You can provide the model source either by uploading the scikit model or by provid­ing the HDFS file path.

Note: If you choose HDFS as the model source, provide the connection name and model path.

Click the Validate button. Once, the model is validated successfully, the Register button next to Validate will be enabled. Click Register. After the model is registered successfully, you can view the model in the models page. Now you can use the reg­istered model in the data pipeline for making predictions.

Scikit_model_02_3.png

Now, you can use the registered scikit model for doing predictions by selecting the scikit processor to create a Data Pipeline. Refer to the image below:

scikitprocessor_3.png

 

 

Calendars

You can create holiday calendars from Register Entities < Calendar< Calendar listing page.
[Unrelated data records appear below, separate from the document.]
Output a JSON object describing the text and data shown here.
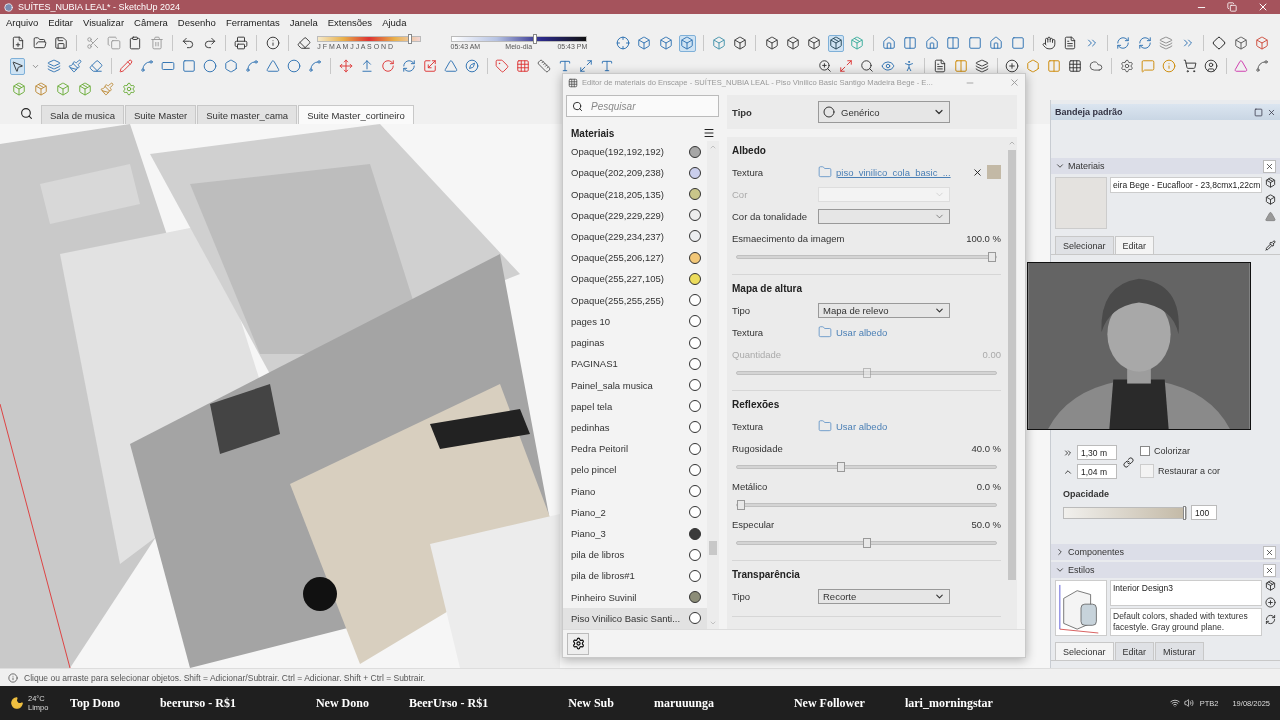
{
  "window": {
    "title": "SUÍTES_NUBIA LEAL* - SketchUp 2024"
  },
  "menu": [
    "Arquivo",
    "Editar",
    "Visualizar",
    "Câmera",
    "Desenho",
    "Ferramentas",
    "Janela",
    "Extensões",
    "Ajuda"
  ],
  "shadows": {
    "months": "J F M A M J J A S O N D",
    "date": {
      "level": 0.9
    },
    "times": [
      "05:43 AM",
      "Meio-dia",
      "05:43 PM"
    ],
    "time": {
      "level": 0.62
    }
  },
  "scene_tabs": [
    {
      "label": "Sala de musica",
      "selected": false
    },
    {
      "label": "Suite Master",
      "selected": false
    },
    {
      "label": "Suite master_cama",
      "selected": false
    },
    {
      "label": "Suite Master_cortineiro",
      "selected": true
    }
  ],
  "editor": {
    "title": "Editor de materiais do Enscape - SUÍTES_NUBIA LEAL - Piso Vinilico Basic Santigo Madeira Bege - E...",
    "search_placeholder": "Pesquisar",
    "list_title": "Materiais",
    "materials": [
      {
        "name": "Opaque(192,192,192)",
        "color": "#a6a6a6",
        "selected": false
      },
      {
        "name": "Opaque(202,209,238)",
        "color": "#caceec",
        "selected": false
      },
      {
        "name": "Opaque(218,205,135)",
        "color": "#c9c58a",
        "selected": false
      },
      {
        "name": "Opaque(229,229,229)",
        "color": "#eeeeee",
        "selected": false
      },
      {
        "name": "Opaque(229,234,237)",
        "color": "#eceef0",
        "selected": false
      },
      {
        "name": "Opaque(255,206,127)",
        "color": "#f2c777",
        "selected": false
      },
      {
        "name": "Opaque(255,227,105)",
        "color": "#ecdc5c",
        "selected": false
      },
      {
        "name": "Opaque(255,255,255)",
        "color": "#ffffff",
        "selected": false
      },
      {
        "name": "pages 10",
        "color": "#ffffff",
        "selected": false
      },
      {
        "name": "paginas",
        "color": "#ffffff",
        "selected": false
      },
      {
        "name": "PAGINAS1",
        "color": "#ffffff",
        "selected": false
      },
      {
        "name": "Painel_sala musica",
        "color": "#ffffff",
        "selected": false
      },
      {
        "name": "papel tela",
        "color": "#ffffff",
        "selected": false
      },
      {
        "name": "pedinhas",
        "color": "#ffffff",
        "selected": false
      },
      {
        "name": "Pedra Peitoril",
        "color": "#ffffff",
        "selected": false
      },
      {
        "name": "pelo pincel",
        "color": "#ffffff",
        "selected": false
      },
      {
        "name": "Piano",
        "color": "#ffffff",
        "selected": false
      },
      {
        "name": "Piano_2",
        "color": "#ffffff",
        "selected": false
      },
      {
        "name": "Piano_3",
        "color": "#3a3a3a",
        "selected": false
      },
      {
        "name": "pila de libros",
        "color": "#ffffff",
        "selected": false
      },
      {
        "name": "pila de libros#1",
        "color": "#ffffff",
        "selected": false
      },
      {
        "name": "Pinheiro Suvinil",
        "color": "#8c8d78",
        "selected": false
      },
      {
        "name": "Piso Vinilico Basic Santi...",
        "color": "#ffffff",
        "selected": true
      }
    ],
    "type_label": "Tipo",
    "type_value": "Genérico",
    "sections": [
      {
        "title": "Albedo",
        "rows": [
          {
            "kind": "texture",
            "label": "Textura",
            "link": "piso_vinilico_cola_basic_...",
            "removable": true,
            "color": "#c3b9a6"
          },
          {
            "kind": "dropdown",
            "label": "Cor",
            "disabled": true
          },
          {
            "kind": "dropdown",
            "label": "Cor da tonalidade",
            "disabled": false
          },
          {
            "kind": "slider",
            "label": "Esmaecimento da imagem",
            "reading": "100.0 %",
            "level": 1,
            "disabled": false
          }
        ]
      },
      {
        "title": "Mapa de altura",
        "rows": [
          {
            "kind": "dropdown",
            "label": "Tipo",
            "value": "Mapa de relevo",
            "disabled": false
          },
          {
            "kind": "texture",
            "label": "Textura",
            "link": "Usar albedo",
            "removable": false
          },
          {
            "kind": "slider",
            "label": "Quantidade",
            "reading": "0.00",
            "level": 0.5,
            "disabled": true
          }
        ]
      },
      {
        "title": "Reflexões",
        "rows": [
          {
            "kind": "texture",
            "label": "Textura",
            "link": "Usar albedo",
            "removable": false
          },
          {
            "kind": "slider",
            "label": "Rugosidade",
            "reading": "40.0 %",
            "level": 0.4,
            "disabled": false
          },
          {
            "kind": "slider",
            "label": "Metálico",
            "reading": "0.0 %",
            "level": 0,
            "disabled": false
          },
          {
            "kind": "slider",
            "label": "Especular",
            "reading": "50.0 %",
            "level": 0.5,
            "disabled": false
          }
        ]
      },
      {
        "title": "Transparência",
        "rows": [
          {
            "kind": "dropdown",
            "label": "Tipo",
            "value": "Recorte",
            "disabled": false
          }
        ]
      }
    ]
  },
  "tray": {
    "title": "Bandeja padrão",
    "materials_panel": {
      "title": "Materiais",
      "expanded": true,
      "name": "eira Bege - Eucafloor - 23,8cmx1,22cm",
      "tabs": [
        {
          "label": "Selecionar",
          "selected": false
        },
        {
          "label": "Editar",
          "selected": true
        }
      ],
      "width": "1,30 m",
      "height": "1,04 m",
      "colorize": {
        "label": "Colorizar",
        "checked": false
      },
      "reset_label": "Restaurar a cor",
      "opacity_label": "Opacidade",
      "opacity": {
        "level": 1,
        "value": "100"
      }
    },
    "components_panel": {
      "title": "Componentes",
      "expanded": false
    },
    "styles_panel": {
      "title": "Estilos",
      "expanded": true,
      "name": "Interior Design3",
      "description": "Default colors, shaded with textures facestyle. Gray ground plane.",
      "tabs": [
        {
          "label": "Selecionar",
          "selected": true
        },
        {
          "label": "Editar",
          "selected": false
        },
        {
          "label": "Misturar",
          "selected": false
        }
      ]
    }
  },
  "status_bar": "Clique ou arraste para selecionar objetos. Shift = Adicionar/Subtrair. Ctrl = Adicionar. Shift + Ctrl = Subtrair.",
  "taskbar": {
    "weather": {
      "temp": "24°C",
      "condition": "Limpo"
    },
    "ticker": [
      {
        "kind": "label",
        "text": "Top Dono"
      },
      {
        "kind": "name",
        "text": "beerurso - R$1"
      },
      {
        "kind": "label",
        "text": "New Dono"
      },
      {
        "kind": "name",
        "text": "BeerUrso - R$1"
      },
      {
        "kind": "label",
        "text": "New Sub"
      },
      {
        "kind": "name",
        "text": "maruuunga"
      },
      {
        "kind": "label",
        "text": "New Follower"
      },
      {
        "kind": "name",
        "text": "lari_morningstar"
      }
    ],
    "language": "PTB2",
    "date": "19/08/2025"
  }
}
There will be a + icon to create the calendar.

calendarlisting_3.PNG

On the calendar configuration page you will be asked to select the holiday dates to create calendar.

You can either select multiple dates from the complete year of multiple year calen­dar or upload the holiday dates for one or multiple calendar years.

These calender can be used in the Workflow.

Following is the configuration page, their properties and descriptions:

Celender_3.PNG

 

Entity

Description

Name

Name of the calendar.

Scope

Select Global or Local, which defines the scope of the cal­endar.

Timezone

Select the timezone for your calendar.

Date(s)

Select the date(s) for your calender to be marked as holiday.

Description

You can add a description about the calendar.

Upload

Upload a text file (.txt) that contains date(s) in the format of MM-DD-YYYY. In case the file has multiple dates, each entry should be in a new line.